Soweit immer wieder als Begründung für Sonntagsöffnungen die Konkurrenz zum Online-Handel angeführt wird, ist es wenig nachvollziehbar, wenn es dann bei diesen Sonntagsöffnungen um die Stärkung der Lebensmittelgeschäfte geht. Lebensmittelmärkte müssen sich mit der Internetkonkurrenz nicht messen. Aktuelle Zahlen belegen, dass der Online-Handel im Lebensmittelbereich nicht die Erwartungen erfüllen konnte (wie z.B. Amazon Fresh). Die Gegenüberstellung soll zeigen, dass nicht nachvollziehbar ist, weshalb eine Sonntagsöffnung die Voraussetzungen des § 6 LÖG erfüllt und die andere nicht.
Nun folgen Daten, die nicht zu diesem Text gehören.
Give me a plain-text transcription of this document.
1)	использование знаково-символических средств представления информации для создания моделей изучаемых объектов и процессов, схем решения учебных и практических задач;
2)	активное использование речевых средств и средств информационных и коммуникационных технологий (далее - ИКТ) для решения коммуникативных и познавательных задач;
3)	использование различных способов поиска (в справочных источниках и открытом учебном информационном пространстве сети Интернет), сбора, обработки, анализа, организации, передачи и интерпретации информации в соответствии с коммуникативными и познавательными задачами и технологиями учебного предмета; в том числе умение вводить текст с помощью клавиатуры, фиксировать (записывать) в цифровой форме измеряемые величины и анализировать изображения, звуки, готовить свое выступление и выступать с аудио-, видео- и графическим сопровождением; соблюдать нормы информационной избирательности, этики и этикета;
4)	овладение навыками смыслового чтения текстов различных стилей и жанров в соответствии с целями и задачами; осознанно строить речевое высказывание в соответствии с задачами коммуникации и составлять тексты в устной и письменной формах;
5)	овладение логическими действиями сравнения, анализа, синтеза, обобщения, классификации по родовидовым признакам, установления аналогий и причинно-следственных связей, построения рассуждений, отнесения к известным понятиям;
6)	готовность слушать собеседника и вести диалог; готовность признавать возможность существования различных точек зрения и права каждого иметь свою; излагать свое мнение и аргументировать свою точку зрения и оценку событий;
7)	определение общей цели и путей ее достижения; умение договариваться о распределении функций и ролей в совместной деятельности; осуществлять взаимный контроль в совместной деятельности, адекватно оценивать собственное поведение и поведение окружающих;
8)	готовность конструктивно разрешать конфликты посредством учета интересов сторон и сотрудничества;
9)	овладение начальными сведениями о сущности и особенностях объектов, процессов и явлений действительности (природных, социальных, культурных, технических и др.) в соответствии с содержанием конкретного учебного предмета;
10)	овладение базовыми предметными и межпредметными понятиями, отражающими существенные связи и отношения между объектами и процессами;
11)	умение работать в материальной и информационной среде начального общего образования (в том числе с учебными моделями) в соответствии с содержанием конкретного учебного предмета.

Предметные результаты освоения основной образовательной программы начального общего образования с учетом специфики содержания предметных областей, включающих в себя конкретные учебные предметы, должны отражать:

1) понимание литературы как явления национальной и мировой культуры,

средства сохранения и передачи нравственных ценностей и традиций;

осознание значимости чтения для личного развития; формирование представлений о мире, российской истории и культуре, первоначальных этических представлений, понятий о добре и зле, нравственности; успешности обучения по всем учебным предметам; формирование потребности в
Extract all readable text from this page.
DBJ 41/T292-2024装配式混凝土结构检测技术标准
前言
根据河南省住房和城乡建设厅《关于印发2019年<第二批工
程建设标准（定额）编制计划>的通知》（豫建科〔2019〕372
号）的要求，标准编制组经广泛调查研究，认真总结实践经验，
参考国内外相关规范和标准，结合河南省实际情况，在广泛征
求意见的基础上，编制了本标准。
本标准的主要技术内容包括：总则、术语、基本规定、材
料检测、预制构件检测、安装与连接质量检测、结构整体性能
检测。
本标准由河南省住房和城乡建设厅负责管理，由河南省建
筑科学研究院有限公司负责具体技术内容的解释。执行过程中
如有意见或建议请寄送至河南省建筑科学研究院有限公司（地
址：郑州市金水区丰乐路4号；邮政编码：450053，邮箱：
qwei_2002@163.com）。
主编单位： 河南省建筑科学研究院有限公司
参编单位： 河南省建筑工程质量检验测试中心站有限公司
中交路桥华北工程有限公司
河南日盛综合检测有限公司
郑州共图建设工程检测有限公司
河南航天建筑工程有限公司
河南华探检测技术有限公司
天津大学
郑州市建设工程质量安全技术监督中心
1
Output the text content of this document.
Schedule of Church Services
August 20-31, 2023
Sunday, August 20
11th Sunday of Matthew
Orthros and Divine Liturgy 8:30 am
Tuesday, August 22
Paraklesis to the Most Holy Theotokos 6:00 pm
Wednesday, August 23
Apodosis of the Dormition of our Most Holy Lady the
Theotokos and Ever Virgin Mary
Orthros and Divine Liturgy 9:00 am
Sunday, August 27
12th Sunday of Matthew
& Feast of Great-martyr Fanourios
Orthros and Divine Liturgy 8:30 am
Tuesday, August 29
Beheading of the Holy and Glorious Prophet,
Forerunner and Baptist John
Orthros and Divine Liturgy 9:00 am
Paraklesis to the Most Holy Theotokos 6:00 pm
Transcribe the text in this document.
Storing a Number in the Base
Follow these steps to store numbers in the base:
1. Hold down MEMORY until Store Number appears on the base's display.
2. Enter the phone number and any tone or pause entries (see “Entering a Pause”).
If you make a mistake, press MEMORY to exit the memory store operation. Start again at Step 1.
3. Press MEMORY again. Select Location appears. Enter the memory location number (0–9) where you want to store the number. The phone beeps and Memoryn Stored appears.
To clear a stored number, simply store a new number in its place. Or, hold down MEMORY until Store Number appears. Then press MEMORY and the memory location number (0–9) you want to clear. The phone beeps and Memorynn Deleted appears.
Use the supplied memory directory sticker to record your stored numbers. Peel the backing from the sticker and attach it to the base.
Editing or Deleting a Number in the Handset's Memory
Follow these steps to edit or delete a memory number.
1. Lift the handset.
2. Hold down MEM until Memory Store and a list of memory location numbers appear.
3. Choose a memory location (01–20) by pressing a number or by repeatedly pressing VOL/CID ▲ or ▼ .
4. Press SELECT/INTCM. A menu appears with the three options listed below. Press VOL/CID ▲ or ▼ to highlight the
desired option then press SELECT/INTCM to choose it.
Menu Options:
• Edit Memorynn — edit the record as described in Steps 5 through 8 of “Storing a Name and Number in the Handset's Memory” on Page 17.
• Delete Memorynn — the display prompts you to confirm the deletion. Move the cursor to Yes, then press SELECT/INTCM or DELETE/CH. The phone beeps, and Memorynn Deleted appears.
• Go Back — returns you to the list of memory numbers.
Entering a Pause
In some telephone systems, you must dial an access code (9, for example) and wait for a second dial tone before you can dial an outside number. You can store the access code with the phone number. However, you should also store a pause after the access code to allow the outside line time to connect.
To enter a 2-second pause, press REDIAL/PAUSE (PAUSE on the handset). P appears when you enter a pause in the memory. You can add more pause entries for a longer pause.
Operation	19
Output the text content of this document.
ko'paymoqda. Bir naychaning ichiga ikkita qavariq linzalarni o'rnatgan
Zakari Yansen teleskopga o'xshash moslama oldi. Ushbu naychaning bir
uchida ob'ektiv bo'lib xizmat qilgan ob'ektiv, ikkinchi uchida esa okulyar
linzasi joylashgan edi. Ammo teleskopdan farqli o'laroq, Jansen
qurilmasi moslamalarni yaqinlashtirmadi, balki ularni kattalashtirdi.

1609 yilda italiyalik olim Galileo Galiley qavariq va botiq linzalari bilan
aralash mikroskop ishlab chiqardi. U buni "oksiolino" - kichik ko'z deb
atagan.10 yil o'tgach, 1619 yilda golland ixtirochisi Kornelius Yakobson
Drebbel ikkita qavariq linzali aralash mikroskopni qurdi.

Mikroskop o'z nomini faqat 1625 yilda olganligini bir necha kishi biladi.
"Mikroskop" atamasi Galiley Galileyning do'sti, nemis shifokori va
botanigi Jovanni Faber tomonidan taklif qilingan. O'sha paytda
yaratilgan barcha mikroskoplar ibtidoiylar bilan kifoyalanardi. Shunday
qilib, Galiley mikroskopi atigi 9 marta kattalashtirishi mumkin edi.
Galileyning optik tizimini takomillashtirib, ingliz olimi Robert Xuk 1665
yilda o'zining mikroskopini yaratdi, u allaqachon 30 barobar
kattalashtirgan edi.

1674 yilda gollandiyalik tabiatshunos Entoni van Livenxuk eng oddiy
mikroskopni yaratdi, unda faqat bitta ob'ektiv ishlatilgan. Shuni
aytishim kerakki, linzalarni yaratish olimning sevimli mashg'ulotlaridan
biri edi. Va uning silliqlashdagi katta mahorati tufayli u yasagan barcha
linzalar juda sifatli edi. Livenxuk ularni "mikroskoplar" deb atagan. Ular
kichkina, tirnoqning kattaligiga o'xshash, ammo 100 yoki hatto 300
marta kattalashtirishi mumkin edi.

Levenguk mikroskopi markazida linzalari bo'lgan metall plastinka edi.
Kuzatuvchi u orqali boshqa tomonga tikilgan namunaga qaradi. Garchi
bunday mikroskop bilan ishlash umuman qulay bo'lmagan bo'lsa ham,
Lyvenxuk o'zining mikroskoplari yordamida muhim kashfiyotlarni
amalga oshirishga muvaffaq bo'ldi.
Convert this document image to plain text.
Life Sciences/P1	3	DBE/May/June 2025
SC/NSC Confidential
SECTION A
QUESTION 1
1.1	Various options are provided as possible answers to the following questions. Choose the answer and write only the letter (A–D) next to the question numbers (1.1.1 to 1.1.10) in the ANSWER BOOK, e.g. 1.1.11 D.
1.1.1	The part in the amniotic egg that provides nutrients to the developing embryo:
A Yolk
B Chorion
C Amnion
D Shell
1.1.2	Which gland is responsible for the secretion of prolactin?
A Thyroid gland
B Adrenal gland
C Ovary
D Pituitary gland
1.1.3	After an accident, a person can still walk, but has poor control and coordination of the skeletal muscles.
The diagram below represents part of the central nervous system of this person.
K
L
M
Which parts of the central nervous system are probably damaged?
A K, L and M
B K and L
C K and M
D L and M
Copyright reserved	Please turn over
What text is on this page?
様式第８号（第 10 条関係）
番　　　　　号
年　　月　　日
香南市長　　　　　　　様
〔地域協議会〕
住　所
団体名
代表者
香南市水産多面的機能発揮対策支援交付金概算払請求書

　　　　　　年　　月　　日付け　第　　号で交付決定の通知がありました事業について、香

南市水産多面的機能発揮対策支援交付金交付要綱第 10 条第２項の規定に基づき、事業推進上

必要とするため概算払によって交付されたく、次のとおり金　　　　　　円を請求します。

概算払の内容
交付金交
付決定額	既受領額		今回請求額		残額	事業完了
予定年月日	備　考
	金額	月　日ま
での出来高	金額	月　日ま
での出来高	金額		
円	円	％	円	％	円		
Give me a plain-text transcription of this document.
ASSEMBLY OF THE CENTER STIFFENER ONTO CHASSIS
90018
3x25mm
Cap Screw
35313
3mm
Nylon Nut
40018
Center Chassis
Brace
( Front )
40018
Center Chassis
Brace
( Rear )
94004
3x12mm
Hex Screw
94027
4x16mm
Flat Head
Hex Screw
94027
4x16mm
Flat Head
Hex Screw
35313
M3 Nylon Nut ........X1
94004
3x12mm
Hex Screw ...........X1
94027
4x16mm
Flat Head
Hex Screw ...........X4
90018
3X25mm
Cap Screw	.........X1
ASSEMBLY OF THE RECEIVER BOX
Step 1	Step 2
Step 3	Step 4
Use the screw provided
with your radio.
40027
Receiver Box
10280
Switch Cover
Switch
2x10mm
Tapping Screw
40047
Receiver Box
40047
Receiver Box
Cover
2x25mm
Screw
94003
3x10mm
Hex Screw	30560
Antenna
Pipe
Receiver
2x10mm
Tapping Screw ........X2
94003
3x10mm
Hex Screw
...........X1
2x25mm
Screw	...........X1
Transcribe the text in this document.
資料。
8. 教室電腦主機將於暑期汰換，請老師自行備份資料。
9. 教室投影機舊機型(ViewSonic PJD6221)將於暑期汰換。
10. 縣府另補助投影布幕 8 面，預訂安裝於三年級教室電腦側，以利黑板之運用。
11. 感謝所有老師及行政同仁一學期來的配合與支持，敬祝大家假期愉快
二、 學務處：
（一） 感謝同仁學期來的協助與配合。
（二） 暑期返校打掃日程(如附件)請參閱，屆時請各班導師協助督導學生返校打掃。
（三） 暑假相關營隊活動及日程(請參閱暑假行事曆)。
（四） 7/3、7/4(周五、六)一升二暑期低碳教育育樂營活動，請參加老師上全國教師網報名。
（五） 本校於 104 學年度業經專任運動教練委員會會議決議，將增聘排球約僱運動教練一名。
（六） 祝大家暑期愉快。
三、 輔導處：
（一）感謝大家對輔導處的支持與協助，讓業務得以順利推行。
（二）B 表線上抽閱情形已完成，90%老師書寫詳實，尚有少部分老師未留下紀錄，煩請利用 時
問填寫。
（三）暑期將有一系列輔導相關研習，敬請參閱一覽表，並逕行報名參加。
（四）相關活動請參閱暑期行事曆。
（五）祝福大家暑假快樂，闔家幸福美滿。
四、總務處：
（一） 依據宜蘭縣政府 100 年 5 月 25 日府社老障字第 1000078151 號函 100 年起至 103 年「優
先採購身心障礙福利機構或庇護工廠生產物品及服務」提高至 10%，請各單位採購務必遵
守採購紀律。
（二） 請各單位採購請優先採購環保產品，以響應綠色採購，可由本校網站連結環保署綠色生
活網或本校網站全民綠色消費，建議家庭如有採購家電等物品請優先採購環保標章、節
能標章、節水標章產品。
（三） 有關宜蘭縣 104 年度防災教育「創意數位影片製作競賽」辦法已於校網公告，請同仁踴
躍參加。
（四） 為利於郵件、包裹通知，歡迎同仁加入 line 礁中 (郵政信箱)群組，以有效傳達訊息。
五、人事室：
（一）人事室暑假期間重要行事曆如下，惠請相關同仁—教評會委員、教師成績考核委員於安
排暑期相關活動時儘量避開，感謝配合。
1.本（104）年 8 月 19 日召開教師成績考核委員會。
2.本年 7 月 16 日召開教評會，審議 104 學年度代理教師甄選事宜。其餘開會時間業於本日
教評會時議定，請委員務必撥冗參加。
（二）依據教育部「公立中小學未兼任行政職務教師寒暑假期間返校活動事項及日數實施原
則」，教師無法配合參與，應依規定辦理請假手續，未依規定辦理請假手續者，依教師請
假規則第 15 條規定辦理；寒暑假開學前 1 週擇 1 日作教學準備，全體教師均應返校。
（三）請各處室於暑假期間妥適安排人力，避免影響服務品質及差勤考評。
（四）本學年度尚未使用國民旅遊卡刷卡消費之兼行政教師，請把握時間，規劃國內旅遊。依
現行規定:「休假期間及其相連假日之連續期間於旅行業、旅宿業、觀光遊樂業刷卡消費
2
Beide beantragten Sonntagsöffnungen entsprechen nicht den Voraussetzungen.

Die Verwaltung hat die Begründung der Interessengemeinschaft vollständig übernommen. Allerdings obliegt es der Verwaltung, sich Gewissheit über die tatsächlichen Begebenheiten im Bereich der Sonntagsöffnung zu verschaffen, weil nur auf dieser Grundlage die verfassungsrechtlich gebotene Abwägung und ihre gerichtliche Überprüfung möglich ist, so das OVG NRW. Konkrete Feststellungen zu den mit der Verkaufsstellenöffnung im Severinsviertel im Einzelnen verfolgten Gemeinwohlinteressen, deren Bestimmung und Gewichtung, sind vorliegend von der Veraltung nicht getroffen worden. Das gilt im Übrigen für alle weiteren Sonntagsöffnungen. Daher können wir der Beschlussvorlage und dem Änderungsantrag bis auf die Sonntagsöffnung in Braunsfeld nicht zustimmen.